XVI
Di certe
congiurazioni che furono fatte in Firenze contra il duca d'Atene che·nn'era
signore.
E' si dice
fra·nnoi Fiorentini uno antico e materiale proverbio, cioè: “Firenze non si
muove, se tutta non si duole”; e bene che 'l proverbio sia di grosse parole e
rima, per isperienza s'è trovato di vera sentenzia, e viene a caso della nostra
presente matera; che a certo il duca nonn-ebbe regnato III mesi, che quasi a'
più di cittadini non dispiacesse nella sua signoria per li suoi inniqui e
malvagi processi, come detto avemo adietro, e più ancora che scritto non s'è
per noi; però ch'ogni singulare cosa e sue operazioni nonn-ho potuto sapere né
ricogliere, ma per le generali e aperte assai si può comprendere. Prima che'
grandi che·ll'aveano fatto signore, e aspettavano da·llui stato e grandezza,
come avea loro promesso, sì trovato ingannati e traditi, ed eziandio que'
grandi ch'elli avea rimessi in Firenze, non parea loro esere ben trattati; e i
grandi e possenti popolani che prima avieno retta la terra, ch'al tutto gli
avea anullati e tolto loro ogni stato, onde il nimicavano a morte.
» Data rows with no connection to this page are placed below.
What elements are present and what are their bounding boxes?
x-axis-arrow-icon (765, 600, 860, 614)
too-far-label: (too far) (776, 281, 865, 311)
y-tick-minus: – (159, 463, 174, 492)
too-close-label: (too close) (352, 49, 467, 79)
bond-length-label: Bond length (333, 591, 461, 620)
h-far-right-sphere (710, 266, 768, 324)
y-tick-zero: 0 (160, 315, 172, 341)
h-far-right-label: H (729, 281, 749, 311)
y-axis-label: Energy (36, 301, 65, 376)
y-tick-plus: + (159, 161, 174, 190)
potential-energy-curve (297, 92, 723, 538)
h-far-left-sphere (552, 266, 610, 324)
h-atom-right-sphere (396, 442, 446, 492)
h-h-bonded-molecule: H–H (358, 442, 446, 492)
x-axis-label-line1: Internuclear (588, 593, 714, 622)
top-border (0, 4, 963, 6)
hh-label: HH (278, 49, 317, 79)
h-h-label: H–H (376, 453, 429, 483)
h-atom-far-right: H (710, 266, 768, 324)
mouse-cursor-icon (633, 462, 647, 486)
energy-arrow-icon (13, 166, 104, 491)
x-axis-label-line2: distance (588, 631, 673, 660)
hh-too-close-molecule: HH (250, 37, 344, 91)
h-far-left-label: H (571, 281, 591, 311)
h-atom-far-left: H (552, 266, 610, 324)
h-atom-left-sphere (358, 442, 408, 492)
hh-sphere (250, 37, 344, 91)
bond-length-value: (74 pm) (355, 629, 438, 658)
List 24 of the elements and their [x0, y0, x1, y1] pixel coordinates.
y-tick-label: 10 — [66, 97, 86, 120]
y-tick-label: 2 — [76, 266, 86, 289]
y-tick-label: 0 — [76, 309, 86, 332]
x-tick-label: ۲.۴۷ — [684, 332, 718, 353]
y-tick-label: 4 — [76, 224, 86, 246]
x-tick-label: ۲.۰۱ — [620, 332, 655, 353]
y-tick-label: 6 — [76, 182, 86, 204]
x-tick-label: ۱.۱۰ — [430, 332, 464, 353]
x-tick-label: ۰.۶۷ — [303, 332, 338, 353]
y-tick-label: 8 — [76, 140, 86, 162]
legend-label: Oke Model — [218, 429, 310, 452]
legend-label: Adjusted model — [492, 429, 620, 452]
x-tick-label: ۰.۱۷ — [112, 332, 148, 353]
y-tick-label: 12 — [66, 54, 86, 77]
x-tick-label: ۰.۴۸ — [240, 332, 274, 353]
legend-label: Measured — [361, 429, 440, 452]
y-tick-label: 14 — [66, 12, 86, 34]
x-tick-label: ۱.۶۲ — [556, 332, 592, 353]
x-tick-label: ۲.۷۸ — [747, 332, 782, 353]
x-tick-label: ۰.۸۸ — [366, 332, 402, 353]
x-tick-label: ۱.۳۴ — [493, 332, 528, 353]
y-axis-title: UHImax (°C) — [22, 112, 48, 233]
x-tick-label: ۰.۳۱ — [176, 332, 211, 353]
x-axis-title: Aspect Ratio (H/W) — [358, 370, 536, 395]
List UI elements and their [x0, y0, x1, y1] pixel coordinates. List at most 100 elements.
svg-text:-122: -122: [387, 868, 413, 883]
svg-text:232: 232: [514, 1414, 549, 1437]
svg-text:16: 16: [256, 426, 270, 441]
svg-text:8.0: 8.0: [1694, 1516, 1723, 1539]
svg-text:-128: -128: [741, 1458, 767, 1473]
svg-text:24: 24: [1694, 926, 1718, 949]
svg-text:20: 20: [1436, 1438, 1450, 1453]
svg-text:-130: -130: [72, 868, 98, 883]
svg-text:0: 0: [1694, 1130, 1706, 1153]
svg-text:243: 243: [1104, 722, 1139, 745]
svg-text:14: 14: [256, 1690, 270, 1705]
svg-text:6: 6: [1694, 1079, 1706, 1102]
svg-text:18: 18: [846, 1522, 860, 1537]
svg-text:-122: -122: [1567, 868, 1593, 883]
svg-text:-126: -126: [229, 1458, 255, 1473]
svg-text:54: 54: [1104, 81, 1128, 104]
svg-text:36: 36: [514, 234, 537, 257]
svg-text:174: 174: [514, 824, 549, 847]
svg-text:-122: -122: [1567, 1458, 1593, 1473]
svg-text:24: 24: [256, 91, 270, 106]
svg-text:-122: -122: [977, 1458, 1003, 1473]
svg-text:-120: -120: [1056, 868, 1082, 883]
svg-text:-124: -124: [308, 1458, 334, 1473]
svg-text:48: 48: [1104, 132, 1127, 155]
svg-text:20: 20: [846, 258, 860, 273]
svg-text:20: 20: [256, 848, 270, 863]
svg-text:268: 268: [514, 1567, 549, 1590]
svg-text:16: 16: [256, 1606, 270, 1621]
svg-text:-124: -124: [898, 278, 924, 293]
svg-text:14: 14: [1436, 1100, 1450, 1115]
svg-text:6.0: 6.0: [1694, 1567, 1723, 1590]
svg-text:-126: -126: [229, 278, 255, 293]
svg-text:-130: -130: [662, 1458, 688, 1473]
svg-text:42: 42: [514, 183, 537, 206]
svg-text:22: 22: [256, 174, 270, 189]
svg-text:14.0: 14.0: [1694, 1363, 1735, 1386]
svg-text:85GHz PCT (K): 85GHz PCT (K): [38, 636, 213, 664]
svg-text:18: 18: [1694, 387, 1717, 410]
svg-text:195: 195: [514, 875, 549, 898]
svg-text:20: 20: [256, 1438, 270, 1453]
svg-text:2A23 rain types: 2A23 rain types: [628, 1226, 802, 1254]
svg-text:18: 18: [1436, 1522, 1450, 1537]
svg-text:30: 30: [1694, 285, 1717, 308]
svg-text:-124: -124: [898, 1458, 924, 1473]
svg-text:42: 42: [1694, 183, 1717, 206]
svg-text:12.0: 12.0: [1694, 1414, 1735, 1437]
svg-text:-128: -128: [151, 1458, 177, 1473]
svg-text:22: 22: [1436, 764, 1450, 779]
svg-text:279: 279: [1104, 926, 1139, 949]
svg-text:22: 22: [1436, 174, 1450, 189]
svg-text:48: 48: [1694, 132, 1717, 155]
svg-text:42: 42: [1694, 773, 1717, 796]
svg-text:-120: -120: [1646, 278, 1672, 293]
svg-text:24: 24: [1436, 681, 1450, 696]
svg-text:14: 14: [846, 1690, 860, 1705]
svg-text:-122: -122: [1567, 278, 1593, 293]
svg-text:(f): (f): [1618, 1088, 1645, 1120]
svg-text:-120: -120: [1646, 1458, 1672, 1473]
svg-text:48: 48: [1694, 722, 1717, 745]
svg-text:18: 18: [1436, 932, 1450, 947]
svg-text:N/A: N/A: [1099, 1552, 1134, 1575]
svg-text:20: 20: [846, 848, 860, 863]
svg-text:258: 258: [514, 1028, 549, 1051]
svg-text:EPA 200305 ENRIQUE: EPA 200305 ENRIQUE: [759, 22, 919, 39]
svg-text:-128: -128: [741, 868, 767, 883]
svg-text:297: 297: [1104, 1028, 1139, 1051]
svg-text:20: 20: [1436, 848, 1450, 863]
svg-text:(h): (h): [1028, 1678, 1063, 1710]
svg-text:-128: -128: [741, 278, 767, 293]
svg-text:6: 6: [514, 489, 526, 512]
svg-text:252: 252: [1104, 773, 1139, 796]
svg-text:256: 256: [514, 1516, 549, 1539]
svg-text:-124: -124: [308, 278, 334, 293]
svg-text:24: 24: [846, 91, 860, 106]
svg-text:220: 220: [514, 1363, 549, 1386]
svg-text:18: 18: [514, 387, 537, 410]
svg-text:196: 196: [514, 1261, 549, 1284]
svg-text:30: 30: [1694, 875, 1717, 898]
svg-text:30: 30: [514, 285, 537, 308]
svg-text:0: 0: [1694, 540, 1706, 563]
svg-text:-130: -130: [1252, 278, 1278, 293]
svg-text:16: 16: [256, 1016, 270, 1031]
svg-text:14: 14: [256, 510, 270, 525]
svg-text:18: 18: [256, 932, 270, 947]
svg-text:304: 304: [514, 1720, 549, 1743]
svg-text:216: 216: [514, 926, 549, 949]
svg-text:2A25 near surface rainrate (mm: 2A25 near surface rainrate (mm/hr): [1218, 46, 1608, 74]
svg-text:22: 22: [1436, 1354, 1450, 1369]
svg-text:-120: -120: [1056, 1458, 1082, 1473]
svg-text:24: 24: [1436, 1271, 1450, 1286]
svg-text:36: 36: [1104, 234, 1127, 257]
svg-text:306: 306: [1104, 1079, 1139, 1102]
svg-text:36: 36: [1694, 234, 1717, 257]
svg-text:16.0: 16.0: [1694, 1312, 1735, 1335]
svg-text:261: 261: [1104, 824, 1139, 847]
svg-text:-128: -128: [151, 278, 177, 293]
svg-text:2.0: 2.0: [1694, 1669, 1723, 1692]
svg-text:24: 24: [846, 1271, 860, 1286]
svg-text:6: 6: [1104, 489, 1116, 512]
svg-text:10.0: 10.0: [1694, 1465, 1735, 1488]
A' mediani e
artefici dispiacea la sua signoria per lo non guadagnare, e per lo male stato
della città, e per le 'ncomportabili gravezze sì d'estimo, sì di prestanze, e
d'intollerabili gabelle, e per levare che fece a' cittadini gli asegnamenti
sopra le gabelle di danari prestati al Comune. E dove i cittadini avieno
speranza che per lo suo reggimento scemasse le spese, e desse loro buono stato,
fece il contrario; e per le male ricolte montò il grano in più di soldi XX lo
staio, onde il popolo minuto male si contentava. E per li oltraggi delle donne
fatti per lui e per le sue genti, e altre forze, e crude giustizie, per le
quali cagioni quasi i più di cittadini commossi a mala volontà contro a·llui,
onde più congiurazioni s'ordinaro per torli la signoria e·lla vita, chi per una
forma, e·cchi per un'altra, non sappiendo al cominciamento l'una setta
dell'altra, né s'ardieno a scoprire per le sue crudeli giustizie; che eziandio
chi·lle rivelava gli facea morire, come detto è adietro. E principali furono
III sette e congiurazioni; della prima fu capo il nostro vescovo degli
Acciaiuoli frate predicatore, che al cominciamento delle sue prediche tanto il
magnificava e gloriava, e co·llui tenieno i Bardi; ciò furono principali:
messere Piero, messere Gerozzo, messere Iacopo, e Andrea di Filippozzo, Simone
di Geri, tutti della casa de' Bardi, e rimessi in Firenze per lo duca, e di
Rossi Salvestrino e meser Pino, e più suoi consorti. E de' Frescobaldi i
caporali il priore di Sa·Iacopo meser Agnolo Giramonte anche di rimessi in
Firenze per lo duca, e Vieri delli Scali, e più altri grandi e popolani,
Altoviti, Magalotti, Strozzi, e Mancini. Dell'altra congiura era capo meser
Manno e Corso di meser Amerigo de' Donati, Bindo e Beltramo e Mari de' Pazzi, e
Niccolò di mesere Alamanno, e Tile Benzi de' Cavicciuli e certi degli Albizi.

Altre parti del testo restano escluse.